# mortar and pestal



## michael dee (Apr 6, 2015)

I need some help here, my wife is wanting me to make her one. Does this need to be made out of a very hard wood are does it matter.My thought process is that it would need to be , because of the grinding of the pestal in the mortar.I am a little lost here so any help would be appreciated , hell I don't even no if I am spelling it right , much less what it should be made of .Also what kind of finish would go in on this . Thanks


----------



## EastmansWoodturning (Apr 6, 2015)

Michael, I just turned 100 of them a couple weeks ago and they went to a customer in Boston but he was selling them to use in drinks and called them muddlers. He wanted hard maple and walnut finished in mineral oil.


----------



## EastmansWoodturning (Apr 6, 2015)

H


----------



## EastmansWoodturning (Apr 6, 2015)

He finally settled on the last profile and it was tricky to duplicate the dome that many times consistantly but time will tell when and if he reorders. Practice,practice,practice


----------



## michael dee (Apr 6, 2015)

Is that the piece that you use to mash the ingredients in the bowl?


----------



## EastmansWoodturning (Apr 6, 2015)

michael dee said:


> Is that the piece that you use to mash the ingredients in the bowl?


Yes


----------



## michael dee (Apr 6, 2015)

That is definitely cool , really like the figure , did you make any of the bowls .


----------



## EastmansWoodturning (Apr 6, 2015)

I make a lot of bowl but not for this customer, just the muddlers as he called them


----------



## MikeMD (Apr 6, 2015)

I have to use these for grinding up pills for our horse from time to time. Stone, though...and I can't imagine wood being hard enough. Not saying you can't, just saying that there is a lot of force you have to used for many pills, and I can't see wood (just about any) not denting (and therefore leaving traces of the pills in the wood)...which may not be great for some meds.

Reactions: Agree 1


----------



## elnino (Apr 7, 2015)

i made one out of verawood(fake lignum) worked okay but didn't really mash stuff that great but i'm use to using stone based ones. i was using it in a really big shallow ulu tray i made. Maybe that was the issue.


----------



## NYWoodturner (Apr 7, 2015)

I made one by special request for a woman who cooks a lot. She said they use them almost daily in Spanish / Peruvian cuisine to bring up herbs and garlic in oils and such. She called the Pilons (Probably screwed up the spelling) She said they buy them made out of cheap whitewood and have to replace them at least monthly because they would split. I made her one out of genuine lignum that she gladly paid a pretty handsome price for. She has had in in use for over 3 years now and says its just like brand new.

Reactions: Like 1


----------



## EastmansWoodturning (Apr 7, 2015)

Corian would be another option

Reactions: Agree 1


----------



## Molokai (Apr 7, 2015)

Texas ebony, olive wood


----------



## ripjack13 (Apr 7, 2015)

What about truestone? Is that hard enough?


----------



## ripjack13 (Apr 7, 2015)

http://www.beartoothwoods.com/catalog/index.php?cPath=22_110


----------



## NYWoodturner (Apr 7, 2015)

Had to leave for work this morning and didn't have time to take pics of the one I was talking about. There was no finish on this - just a buff with white diamond. The lignum is naturally oily so it shined up really well on its own. If you can find I would highly recommend Lignum Vitae. I also think the olive Tom suggested would do well.

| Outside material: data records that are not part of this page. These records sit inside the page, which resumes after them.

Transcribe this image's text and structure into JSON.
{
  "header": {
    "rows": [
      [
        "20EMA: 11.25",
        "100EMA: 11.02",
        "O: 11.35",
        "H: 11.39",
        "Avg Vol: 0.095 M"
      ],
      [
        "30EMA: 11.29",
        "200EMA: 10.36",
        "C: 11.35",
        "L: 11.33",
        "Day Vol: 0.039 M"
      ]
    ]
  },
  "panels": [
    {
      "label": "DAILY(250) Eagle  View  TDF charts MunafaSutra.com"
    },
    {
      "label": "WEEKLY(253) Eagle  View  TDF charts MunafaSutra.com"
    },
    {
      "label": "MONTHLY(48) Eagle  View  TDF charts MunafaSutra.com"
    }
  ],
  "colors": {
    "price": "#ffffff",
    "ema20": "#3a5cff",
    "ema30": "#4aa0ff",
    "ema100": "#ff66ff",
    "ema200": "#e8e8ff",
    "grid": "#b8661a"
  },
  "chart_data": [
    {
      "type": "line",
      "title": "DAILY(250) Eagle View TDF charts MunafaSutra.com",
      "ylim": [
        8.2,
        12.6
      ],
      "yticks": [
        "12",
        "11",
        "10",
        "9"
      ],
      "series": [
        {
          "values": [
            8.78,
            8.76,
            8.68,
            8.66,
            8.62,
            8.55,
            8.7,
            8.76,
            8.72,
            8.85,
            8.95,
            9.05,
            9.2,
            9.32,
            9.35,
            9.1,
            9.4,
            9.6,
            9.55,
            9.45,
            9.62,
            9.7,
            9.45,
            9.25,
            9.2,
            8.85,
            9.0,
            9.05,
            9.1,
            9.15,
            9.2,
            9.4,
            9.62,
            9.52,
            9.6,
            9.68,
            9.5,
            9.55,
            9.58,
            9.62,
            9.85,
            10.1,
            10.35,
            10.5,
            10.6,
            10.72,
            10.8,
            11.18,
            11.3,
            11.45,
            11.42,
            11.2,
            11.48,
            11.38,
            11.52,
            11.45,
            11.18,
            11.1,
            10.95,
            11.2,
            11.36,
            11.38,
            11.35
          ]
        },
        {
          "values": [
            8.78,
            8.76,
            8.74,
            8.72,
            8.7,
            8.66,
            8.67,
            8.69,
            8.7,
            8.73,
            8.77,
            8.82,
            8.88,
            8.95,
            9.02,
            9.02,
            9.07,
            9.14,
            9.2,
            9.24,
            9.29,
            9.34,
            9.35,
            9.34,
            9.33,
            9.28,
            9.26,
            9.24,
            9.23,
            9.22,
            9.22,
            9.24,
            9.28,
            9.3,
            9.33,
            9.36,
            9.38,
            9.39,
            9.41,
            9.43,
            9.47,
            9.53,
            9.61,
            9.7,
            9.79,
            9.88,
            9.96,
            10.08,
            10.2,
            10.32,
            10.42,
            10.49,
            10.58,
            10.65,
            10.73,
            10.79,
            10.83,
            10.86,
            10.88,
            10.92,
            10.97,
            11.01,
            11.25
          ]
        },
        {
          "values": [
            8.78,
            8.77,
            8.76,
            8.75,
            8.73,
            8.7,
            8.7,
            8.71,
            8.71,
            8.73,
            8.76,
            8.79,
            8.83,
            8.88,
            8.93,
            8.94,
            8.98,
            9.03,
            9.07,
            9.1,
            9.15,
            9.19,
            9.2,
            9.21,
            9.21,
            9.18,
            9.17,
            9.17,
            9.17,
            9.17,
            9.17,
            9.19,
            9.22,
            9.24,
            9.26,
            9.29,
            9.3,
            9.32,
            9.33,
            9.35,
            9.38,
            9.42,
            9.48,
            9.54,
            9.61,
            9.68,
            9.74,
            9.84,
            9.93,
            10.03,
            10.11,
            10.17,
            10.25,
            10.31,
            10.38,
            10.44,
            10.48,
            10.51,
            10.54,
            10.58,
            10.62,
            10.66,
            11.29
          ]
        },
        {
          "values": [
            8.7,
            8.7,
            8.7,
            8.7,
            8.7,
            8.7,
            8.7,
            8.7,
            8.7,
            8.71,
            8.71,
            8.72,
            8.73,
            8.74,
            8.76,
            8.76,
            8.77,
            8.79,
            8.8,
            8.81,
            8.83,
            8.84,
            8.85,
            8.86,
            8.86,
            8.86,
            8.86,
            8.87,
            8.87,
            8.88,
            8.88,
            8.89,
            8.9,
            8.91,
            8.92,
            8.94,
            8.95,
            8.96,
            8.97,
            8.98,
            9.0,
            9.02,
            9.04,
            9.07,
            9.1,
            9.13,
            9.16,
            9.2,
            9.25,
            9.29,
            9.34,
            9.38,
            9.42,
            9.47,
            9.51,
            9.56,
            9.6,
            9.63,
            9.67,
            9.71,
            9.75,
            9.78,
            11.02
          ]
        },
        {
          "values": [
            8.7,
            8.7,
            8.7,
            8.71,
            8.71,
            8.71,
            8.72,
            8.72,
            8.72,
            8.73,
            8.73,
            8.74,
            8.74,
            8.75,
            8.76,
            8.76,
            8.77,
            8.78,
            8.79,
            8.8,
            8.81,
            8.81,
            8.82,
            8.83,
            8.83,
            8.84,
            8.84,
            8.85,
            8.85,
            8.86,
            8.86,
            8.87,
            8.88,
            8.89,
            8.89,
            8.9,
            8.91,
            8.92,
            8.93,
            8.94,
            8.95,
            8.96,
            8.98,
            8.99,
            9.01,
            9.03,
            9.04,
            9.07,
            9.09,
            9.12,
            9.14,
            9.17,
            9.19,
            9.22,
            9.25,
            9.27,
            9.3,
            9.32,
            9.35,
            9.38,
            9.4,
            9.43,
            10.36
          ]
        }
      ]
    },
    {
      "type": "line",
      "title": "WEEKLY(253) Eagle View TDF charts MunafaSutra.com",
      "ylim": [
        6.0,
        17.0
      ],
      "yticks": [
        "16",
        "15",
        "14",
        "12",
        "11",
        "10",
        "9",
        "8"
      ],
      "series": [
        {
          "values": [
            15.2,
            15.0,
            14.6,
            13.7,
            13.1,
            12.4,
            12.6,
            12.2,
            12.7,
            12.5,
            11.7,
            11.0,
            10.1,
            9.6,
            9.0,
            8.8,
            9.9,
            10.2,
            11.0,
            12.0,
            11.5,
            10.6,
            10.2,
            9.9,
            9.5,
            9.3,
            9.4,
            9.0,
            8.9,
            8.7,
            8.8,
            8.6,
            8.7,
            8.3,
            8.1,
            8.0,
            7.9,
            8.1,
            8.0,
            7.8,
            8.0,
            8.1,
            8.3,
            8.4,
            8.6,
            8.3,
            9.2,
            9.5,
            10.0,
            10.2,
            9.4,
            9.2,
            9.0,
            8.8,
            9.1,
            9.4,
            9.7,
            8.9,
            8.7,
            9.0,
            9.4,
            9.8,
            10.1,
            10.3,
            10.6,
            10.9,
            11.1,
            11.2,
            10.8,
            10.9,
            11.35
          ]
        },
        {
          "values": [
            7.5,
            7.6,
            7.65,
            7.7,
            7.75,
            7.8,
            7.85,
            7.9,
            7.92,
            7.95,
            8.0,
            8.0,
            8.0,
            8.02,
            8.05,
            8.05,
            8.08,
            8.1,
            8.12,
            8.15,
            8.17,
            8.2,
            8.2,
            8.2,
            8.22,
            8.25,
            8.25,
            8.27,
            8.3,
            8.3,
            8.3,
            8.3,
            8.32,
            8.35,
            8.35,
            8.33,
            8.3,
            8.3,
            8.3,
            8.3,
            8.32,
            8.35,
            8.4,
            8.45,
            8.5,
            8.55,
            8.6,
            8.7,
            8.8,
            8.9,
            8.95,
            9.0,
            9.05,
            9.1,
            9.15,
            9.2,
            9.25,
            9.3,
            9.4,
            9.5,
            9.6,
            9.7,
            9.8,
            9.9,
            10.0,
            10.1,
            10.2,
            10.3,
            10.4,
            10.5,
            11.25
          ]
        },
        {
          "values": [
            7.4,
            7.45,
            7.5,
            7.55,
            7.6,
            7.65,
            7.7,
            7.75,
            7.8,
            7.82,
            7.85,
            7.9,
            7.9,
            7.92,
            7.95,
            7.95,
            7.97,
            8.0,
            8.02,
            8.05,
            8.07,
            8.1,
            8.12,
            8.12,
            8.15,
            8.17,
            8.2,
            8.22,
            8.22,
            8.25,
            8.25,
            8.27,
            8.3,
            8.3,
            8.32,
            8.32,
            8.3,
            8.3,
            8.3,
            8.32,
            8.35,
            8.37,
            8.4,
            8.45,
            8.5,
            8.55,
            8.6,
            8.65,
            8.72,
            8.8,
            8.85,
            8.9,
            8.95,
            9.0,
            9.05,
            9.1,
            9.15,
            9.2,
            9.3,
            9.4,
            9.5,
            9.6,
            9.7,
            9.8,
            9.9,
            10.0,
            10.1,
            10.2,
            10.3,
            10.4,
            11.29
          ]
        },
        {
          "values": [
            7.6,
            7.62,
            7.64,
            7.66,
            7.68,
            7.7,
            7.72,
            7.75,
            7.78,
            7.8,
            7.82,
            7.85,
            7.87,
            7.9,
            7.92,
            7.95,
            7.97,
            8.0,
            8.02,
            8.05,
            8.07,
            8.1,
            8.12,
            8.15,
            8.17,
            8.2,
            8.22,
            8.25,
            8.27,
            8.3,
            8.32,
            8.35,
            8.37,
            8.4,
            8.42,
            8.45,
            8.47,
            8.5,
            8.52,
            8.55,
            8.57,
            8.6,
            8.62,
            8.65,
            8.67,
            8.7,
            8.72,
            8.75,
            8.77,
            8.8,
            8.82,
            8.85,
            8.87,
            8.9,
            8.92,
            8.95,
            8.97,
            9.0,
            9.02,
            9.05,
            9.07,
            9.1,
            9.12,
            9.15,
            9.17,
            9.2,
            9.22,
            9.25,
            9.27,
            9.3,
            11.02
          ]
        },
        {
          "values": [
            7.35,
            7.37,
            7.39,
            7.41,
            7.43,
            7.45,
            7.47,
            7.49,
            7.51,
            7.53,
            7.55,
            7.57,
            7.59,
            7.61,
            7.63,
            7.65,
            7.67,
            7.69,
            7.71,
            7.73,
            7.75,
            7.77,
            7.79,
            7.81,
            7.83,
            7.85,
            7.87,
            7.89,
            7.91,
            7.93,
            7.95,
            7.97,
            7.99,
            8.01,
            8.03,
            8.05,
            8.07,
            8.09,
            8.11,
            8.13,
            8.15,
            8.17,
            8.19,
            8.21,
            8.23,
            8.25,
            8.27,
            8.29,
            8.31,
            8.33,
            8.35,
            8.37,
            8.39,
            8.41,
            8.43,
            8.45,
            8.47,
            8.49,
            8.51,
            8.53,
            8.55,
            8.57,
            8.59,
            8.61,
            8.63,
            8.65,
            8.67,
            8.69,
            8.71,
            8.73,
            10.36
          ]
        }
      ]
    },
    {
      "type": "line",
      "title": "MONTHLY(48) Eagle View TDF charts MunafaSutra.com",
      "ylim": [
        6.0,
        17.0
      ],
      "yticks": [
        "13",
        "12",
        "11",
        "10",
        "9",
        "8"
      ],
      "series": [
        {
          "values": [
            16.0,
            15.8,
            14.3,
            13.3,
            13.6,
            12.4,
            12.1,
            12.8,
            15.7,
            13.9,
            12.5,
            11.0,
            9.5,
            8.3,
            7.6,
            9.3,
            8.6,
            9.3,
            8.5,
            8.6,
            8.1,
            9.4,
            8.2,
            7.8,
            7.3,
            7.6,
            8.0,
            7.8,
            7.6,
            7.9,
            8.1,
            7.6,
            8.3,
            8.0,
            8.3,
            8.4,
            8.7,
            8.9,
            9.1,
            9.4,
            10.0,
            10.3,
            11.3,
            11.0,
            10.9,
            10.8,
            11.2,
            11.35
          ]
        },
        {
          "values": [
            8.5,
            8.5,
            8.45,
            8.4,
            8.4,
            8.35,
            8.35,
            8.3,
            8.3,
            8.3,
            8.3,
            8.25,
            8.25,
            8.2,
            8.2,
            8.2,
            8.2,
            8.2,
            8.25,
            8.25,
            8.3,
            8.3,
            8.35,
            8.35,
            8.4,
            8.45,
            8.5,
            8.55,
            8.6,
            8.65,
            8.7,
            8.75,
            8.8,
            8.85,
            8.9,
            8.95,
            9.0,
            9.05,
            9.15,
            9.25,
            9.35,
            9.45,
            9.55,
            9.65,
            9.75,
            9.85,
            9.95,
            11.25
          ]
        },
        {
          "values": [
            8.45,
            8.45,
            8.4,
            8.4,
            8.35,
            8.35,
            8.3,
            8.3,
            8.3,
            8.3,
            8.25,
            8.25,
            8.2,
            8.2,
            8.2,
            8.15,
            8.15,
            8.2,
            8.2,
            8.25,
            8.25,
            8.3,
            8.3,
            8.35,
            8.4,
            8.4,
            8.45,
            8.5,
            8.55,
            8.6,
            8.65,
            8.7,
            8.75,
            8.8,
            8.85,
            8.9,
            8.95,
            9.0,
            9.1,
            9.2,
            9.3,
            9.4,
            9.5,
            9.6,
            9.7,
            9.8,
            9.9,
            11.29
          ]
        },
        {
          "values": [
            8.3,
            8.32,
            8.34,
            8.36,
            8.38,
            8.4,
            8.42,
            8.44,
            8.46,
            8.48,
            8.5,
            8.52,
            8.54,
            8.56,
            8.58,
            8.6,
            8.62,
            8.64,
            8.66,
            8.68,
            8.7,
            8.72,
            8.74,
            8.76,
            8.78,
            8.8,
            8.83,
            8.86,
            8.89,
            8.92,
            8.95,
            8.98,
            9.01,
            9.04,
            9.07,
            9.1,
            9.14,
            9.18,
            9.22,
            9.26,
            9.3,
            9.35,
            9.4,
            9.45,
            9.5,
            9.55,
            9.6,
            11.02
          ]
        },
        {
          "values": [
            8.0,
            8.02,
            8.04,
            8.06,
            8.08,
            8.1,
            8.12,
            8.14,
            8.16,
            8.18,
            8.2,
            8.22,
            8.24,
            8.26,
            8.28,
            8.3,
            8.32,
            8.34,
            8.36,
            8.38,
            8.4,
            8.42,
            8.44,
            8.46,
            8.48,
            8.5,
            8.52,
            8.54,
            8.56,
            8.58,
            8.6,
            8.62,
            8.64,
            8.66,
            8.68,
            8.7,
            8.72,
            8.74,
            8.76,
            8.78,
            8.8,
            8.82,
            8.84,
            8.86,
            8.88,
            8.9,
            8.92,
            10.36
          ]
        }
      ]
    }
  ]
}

Reactions: Like 2 | Way Cool 2


----------



## ripjack13 (Apr 7, 2015)

Nice!!!!


----------



## MikeMD (Apr 7, 2015)

Hey, you've got your pestle on a pedestal!

Reactions: Funny 2


----------



## El Guapo (Apr 7, 2015)

I would think that you could get away with a wooden pestle, but the mortar would probably need to be stone. I think wood would absorb too many flavored from the spices being ground. Just my thoughts.


----------



## michael dee (Apr 8, 2015)

El Guapo said:


> I would think that you could get away with a wooden pestle, but the mortar would probably need to be stone. I think wood would absorb too many flavored from the spices being ground. Just my thoughts.


I agree totally with what you said about using the wood but she wants me to try it, so I am going to give it a run.


NYWoodturner said:


> Had to leave for work this morning and didn't have time to take pics of the one I was talking about. There was no finish on this - just a buff with white diamond. The lignum is naturally oily so it shined up really well on its own. If you can find I would highly recommend Lignum Vitae. I also think the olive Tom suggested would do well.
> 
> View attachment 76027
> View attachment 76028


That is very cool , if I can find some lignum I will give that a try.I guess I will post in "want to buy " section. Thanks for all your help and comments.


----------



## duncsuss (Apr 13, 2015)

I think wood is fine for both mortar and pestle. If you use a beechwood mallet on the butt-end of a wooden chisel handle, you're basically doing the same thing. (Put your finger in between if you'd like to know how the items being crushed are going to feel about it )

Also, butcher-blocks and meat-tenderizing mallets do fine. If the wood needs oiling, I'd suggest mineral oil (a.k.a. butcher block oil).

Reactions: Agree 1


----------